Sabi Sands covers 650 square kilometers and is known for its plentiful population of big cats. This is where you’ll find lions and leopards unafraid to pass by your car within touching distance. Other big mammal sightings are common too: elephants, zebra, giraffe and huge buffalo herds frequent the grassy plains. Lion Sands offers a luxury but authentic safari; resplendent rooms overlooking a river chock-full of hippos and a pool to cool off in after or between your two daily game drives. And because of the pandemic, stays can now be snagged with steep discounts.

Your journey to the north of the Kruger can also double as a safari, with the option to drive yourself. Elephants, giraffe, baboons and zebra can be taken in from the comfort of your rental car. 

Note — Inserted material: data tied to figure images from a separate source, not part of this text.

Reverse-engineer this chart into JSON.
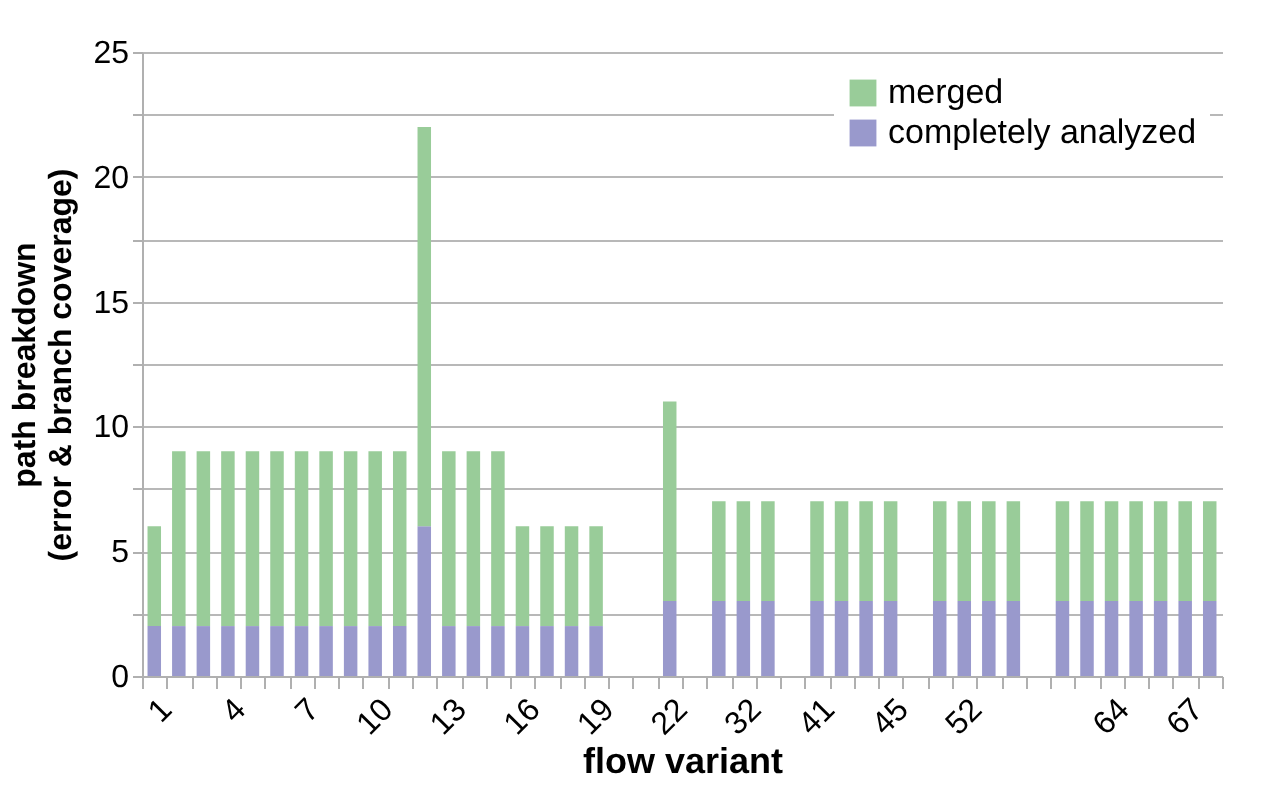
{
  "chart_data": {
    "type": "bar",
    "stacked": true,
    "xlabel": "flow variant",
    "ylabel": "path breakdown\n(error & branch coverage)",
    "categories": [
      "1",
      null,
      null,
      "4",
      null,
      null,
      "7",
      null,
      null,
      "10",
      null,
      null,
      "13",
      null,
      null,
      "16",
      null,
      null,
      "19",
      null,
      null,
      "22",
      null,
      null,
      "32",
      null,
      null,
      "41",
      null,
      null,
      "45",
      null,
      null,
      "52",
      null,
      null,
      null,
      null,
      null,
      "64",
      null,
      null,
      "67",
      null
    ],
    "series": [
      {
        "name": "completely analyzed",
        "color": "#9999cc",
        "values": [
          2,
          2,
          2,
          2,
          2,
          2,
          2,
          2,
          2,
          2,
          2,
          6,
          2,
          2,
          2,
          2,
          2,
          2,
          2,
          null,
          null,
          3,
          null,
          3,
          3,
          3,
          null,
          3,
          3,
          3,
          3,
          null,
          3,
          3,
          3,
          3,
          null,
          3,
          3,
          3,
          3,
          3,
          3,
          3
        ]
      },
      {
        "name": "merged",
        "color": "#99cc99",
        "values": [
          4,
          7,
          7,
          7,
          7,
          7,
          7,
          7,
          7,
          7,
          7,
          16,
          7,
          7,
          7,
          4,
          4,
          4,
          4,
          null,
          null,
          8,
          null,
          4,
          4,
          4,
          null,
          4,
          4,
          4,
          4,
          null,
          4,
          4,
          4,
          4,
          null,
          4,
          4,
          4,
          4,
          4,
          4,
          4
        ]
      }
    ],
    "ylim": [
      0,
      25
    ],
    "yticks": [
      0,
      {
        "value": 2.5,
        "label": null
      },
      5,
      {
        "value": 7.5,
        "label": null
      },
      10,
      {
        "value": 12.5,
        "label": null
      },
      15,
      {
        "value": 17.5,
        "label": null
      },
      20,
      {
        "value": 22.5,
        "label": null
      },
      25
    ],
    "grid": "y",
    "legend": "top right"
  }
}
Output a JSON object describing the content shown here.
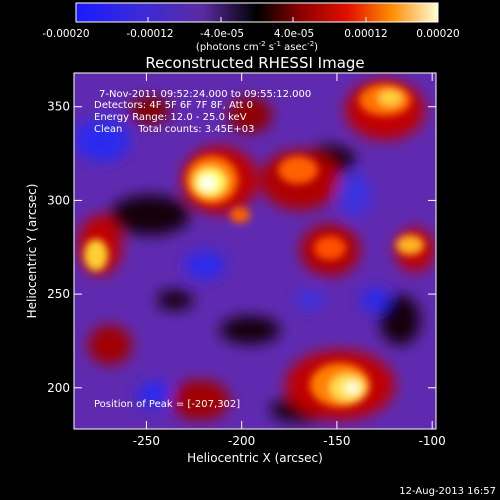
{
  "colorbar": {
    "tick_labels": [
      "-0.00020",
      "-0.00012",
      "-4.0e-05",
      "4.0e-05",
      "0.00012",
      "0.00020"
    ],
    "unit_label_main": "(photons cm",
    "unit_sup_1": "-2",
    "unit_mid_1": " s",
    "unit_sup_2": "-1",
    "unit_mid_2": " asec",
    "unit_sup_3": "-2",
    "unit_close": ")"
  },
  "title": "Reconstructed RHESSI Image",
  "annotations": {
    "time_range": "7-Nov-2011 09:52:24.000 to 09:55:12.000",
    "detectors": "Detectors: 4F 5F 6F 7F 8F, Att 0",
    "energy_range": "Energy Range: 12.0 - 25.0 keV",
    "clean": "Clean     Total counts: 3.45E+03",
    "peak_position": "Position of Peak = [-207,302]"
  },
  "axes": {
    "xlabel": "Heliocentric X (arcsec)",
    "ylabel": "Heliocentric Y (arcsec)",
    "xlim": [
      -288,
      -98
    ],
    "ylim": [
      178,
      368
    ],
    "x_ticks": [
      -250,
      -200,
      -150,
      -100
    ],
    "x_tick_labels": [
      "-250",
      "-200",
      "-150",
      "-100"
    ],
    "y_ticks": [
      200,
      250,
      300,
      350
    ],
    "y_tick_labels": [
      "200",
      "250",
      "300",
      "350"
    ]
  },
  "footer_timestamp": "12-Aug-2013 16:57"
}
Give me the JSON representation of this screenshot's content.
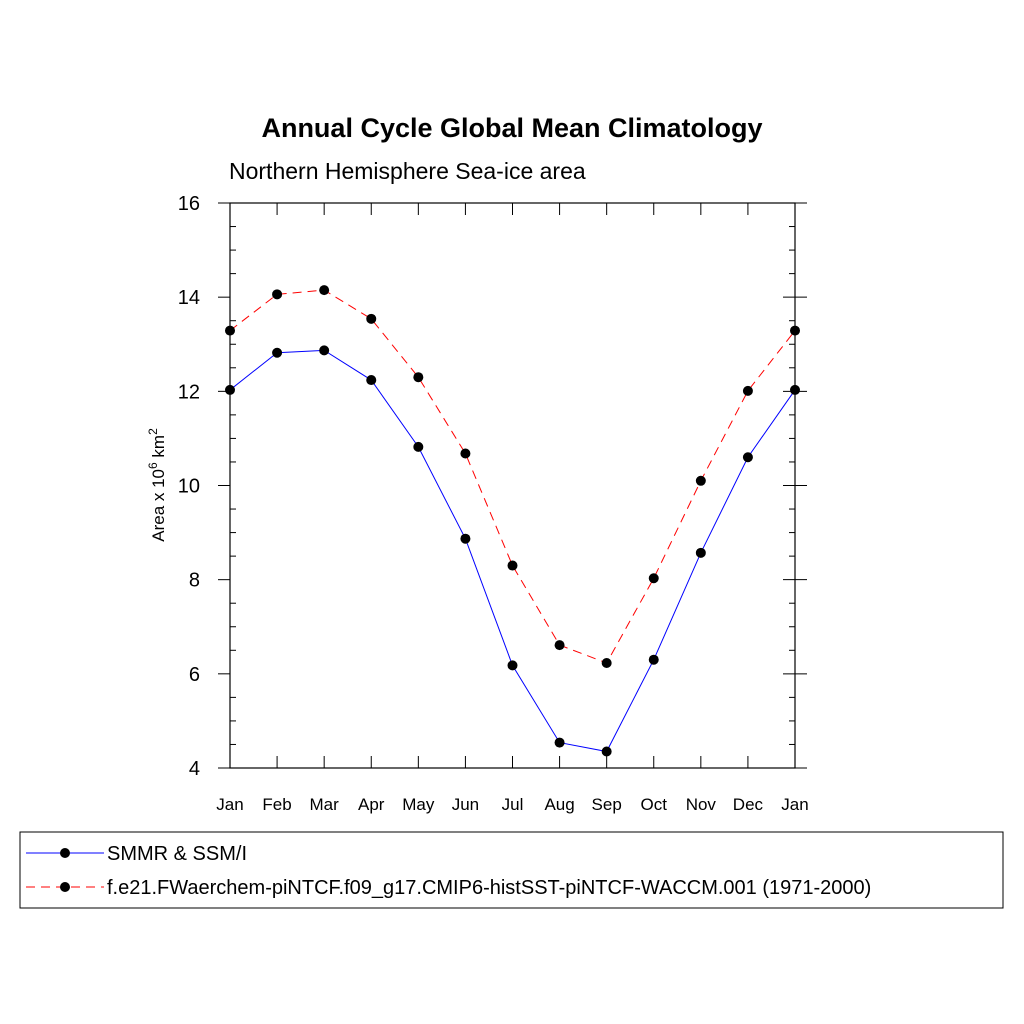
{
  "chart_data": {
    "type": "line",
    "title": "Annual Cycle Global Mean Climatology",
    "subtitle": "Northern Hemisphere Sea-ice area",
    "ylabel_prefix": "Area x 10",
    "ylabel_exp": "6",
    "ylabel_unit": " km",
    "ylabel_unit_exp": "2",
    "xlabel": "",
    "categories": [
      "Jan",
      "Feb",
      "Mar",
      "Apr",
      "May",
      "Jun",
      "Jul",
      "Aug",
      "Sep",
      "Oct",
      "Nov",
      "Dec",
      "Jan"
    ],
    "ylim": [
      4,
      16
    ],
    "yticks": [
      "4",
      "6",
      "8",
      "10",
      "12",
      "14",
      "16"
    ],
    "grid": false,
    "legend_position": "bottom",
    "series": [
      {
        "name": "SMMR & SSM/I",
        "color": "#0000ff",
        "dash": "solid",
        "values": [
          12.03,
          12.82,
          12.87,
          12.24,
          10.82,
          8.87,
          6.18,
          4.54,
          4.35,
          6.3,
          8.57,
          10.6,
          12.03
        ]
      },
      {
        "name": "f.e21.FWaerchem-piNTCF.f09_g17.CMIP6-histSST-piNTCF-WACCM.001 (1971-2000)",
        "color": "#ff0000",
        "dash": "dashed",
        "values": [
          13.29,
          14.06,
          14.15,
          13.54,
          12.3,
          10.68,
          8.3,
          6.61,
          6.23,
          8.03,
          10.1,
          12.01,
          13.29
        ]
      }
    ]
  }
}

At the very north of the park, you’ll find The Outpost, the first lodge built in this remote region.

Its arresting views over the plains and the Luvuvhu River — perhaps some of the most spectacular in the Kruger — are its biggest draw.

Here, unlike the south, animals are still skittish at the sight of vehicles and inquisitive humans. Hushed voices and utter stillness are important during a sighting. 

The landscape changes every few kilometers. There’s the fever tree forest, the largest in the Southern Hemisphere; the jagged cliffs of Lanner Gorge; the flood plains; the wide sandy beaches of the empty Limpopo River; the lala palms. You’ll learn about the huge Baobab trees, naturally sanitize your hands with Devil’s Thorn and get up close with velvet mites.

And, of course, there are animals; plenty of them — this area boasts 80 percent of the park’s diversity. The birding is globally renowned. But sightings of the wildlife are much rarer here than in the south. More likely you’ll spot some fresh leopard tracks, so smell some elephant dung than actually see the animals themselves. They’re here, but they don’t want to be found.

All of which makes it all the more rewarding when you do finally see something. Being stalked by a pair of hyenas in the dead of night, or being keenly observed by an elderly female elephant, has never been so thrilling. 

This article has been adapted from its original source.